NAMPT exerts its effects through different intracellular forms (iNAMPT) and extracellular forms (eNAMPT), with eNAMPT acting as a potent amplifier of the inflammatory cascade. Mechanistically, pharmacological inhibition (TAK242) or endothelial TLR4 gene knockout significantly attenuates rhNAMPT-induced NF-κB signaling. eNAMPT, as a damage-associated molecular model (DAMP), further amplifies endothelial inflammation by binding to TLR4 receptors on the endothelial cell surface, creating a vicious cycle. Macrophage-derived eNAMPT directly drives inflammatory activation in VE Cs.

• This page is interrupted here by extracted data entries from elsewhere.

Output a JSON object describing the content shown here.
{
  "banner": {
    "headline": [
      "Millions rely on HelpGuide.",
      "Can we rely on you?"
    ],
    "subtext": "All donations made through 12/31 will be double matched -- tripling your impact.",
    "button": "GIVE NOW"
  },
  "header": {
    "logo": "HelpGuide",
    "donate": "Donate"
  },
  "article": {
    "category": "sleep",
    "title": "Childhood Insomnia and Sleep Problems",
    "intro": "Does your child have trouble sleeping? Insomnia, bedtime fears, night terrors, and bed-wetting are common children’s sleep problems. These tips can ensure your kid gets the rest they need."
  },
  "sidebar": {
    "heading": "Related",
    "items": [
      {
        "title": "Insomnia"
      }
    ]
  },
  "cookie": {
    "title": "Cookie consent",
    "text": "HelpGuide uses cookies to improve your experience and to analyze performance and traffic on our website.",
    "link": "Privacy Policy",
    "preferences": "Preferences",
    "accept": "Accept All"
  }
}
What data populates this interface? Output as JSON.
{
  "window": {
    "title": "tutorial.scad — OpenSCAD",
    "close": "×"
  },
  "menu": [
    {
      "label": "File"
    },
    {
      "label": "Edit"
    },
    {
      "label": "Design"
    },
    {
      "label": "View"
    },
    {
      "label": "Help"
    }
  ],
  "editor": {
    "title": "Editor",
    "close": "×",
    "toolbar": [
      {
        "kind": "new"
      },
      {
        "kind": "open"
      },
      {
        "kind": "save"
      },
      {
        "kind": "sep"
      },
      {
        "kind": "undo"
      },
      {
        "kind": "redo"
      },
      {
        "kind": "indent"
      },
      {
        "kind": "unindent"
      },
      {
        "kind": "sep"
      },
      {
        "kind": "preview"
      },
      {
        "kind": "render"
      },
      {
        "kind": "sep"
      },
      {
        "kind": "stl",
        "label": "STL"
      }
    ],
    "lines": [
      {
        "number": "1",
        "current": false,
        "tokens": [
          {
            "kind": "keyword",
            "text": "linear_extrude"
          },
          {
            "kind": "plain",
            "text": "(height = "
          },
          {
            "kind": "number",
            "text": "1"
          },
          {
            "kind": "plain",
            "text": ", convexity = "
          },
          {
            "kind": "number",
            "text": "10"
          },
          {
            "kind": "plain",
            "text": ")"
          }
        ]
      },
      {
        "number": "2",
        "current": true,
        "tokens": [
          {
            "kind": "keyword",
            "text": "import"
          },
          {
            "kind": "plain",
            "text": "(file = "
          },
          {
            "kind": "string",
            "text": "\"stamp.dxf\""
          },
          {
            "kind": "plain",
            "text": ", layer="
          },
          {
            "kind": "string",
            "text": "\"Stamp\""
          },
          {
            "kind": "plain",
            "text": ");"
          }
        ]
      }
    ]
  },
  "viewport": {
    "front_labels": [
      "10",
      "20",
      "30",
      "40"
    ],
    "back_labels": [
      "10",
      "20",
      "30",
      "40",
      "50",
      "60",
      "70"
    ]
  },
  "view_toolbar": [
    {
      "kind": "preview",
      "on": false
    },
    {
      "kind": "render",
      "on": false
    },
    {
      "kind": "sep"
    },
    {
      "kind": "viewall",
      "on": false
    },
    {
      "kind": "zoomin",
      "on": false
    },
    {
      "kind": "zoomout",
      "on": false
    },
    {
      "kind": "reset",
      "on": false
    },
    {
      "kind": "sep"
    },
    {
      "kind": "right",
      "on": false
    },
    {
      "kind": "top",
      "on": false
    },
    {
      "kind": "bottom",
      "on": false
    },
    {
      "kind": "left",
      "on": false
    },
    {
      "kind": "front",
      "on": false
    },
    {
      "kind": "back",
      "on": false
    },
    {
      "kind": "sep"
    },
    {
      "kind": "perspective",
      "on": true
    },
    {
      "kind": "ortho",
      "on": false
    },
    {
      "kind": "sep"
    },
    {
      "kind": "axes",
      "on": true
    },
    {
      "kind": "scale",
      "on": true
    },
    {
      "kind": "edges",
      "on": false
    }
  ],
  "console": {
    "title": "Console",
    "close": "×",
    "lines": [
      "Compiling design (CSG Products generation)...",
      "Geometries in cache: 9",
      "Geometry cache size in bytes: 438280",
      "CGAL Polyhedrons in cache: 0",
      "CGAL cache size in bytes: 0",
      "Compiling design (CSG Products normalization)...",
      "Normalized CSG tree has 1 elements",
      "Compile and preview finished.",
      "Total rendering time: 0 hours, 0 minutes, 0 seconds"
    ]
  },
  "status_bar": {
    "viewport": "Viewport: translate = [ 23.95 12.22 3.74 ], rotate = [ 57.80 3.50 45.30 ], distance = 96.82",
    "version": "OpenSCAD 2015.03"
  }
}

Senescent macrophages drive MMP13-mediated valve collagen remodeling via FOXA2 acetylation

In aging BMDMs, the clearance of NAD⁺ promotes FOXA2 acetylation, thereby enhancing MMP13 transcription. This cascade ultimately leads to ECM degradation, which in turn results in valve calcification. Notably, NMN supplementation also represents a promising therapeutic strategy to combat this pathological progression.

Summary

This study reveals that decreased NAMPT levels in aging VECs impair the conversion of NAM to NMN, weaken SIRT1-mediated p65 deacetylation, and activate NF-κB, thereby increasing ICAM1 expression to recruit macrophages. Macrophage-derived eNAMPT activates endothelial cell TLR4, while age-associated remodeled macrophages induce FOXA2-MMP13-mediated matrix destruction, accelerating calcification; NMN supplementation may disrupt this cycle. Calcific aortic valve disease is caused by endothelial NAD⁺ deficiency and is exacerbated by metabolically diverse macrophages. This compartmentalized NAD⁺ cycle links inflammatory senescence to matrix catastrophe. Early NAD⁺ supplementation via nicotinamide mononucleotide and NAMPT-targeted interventions warrant clinical evaluation as potential therapies for calcific aortic valve disease.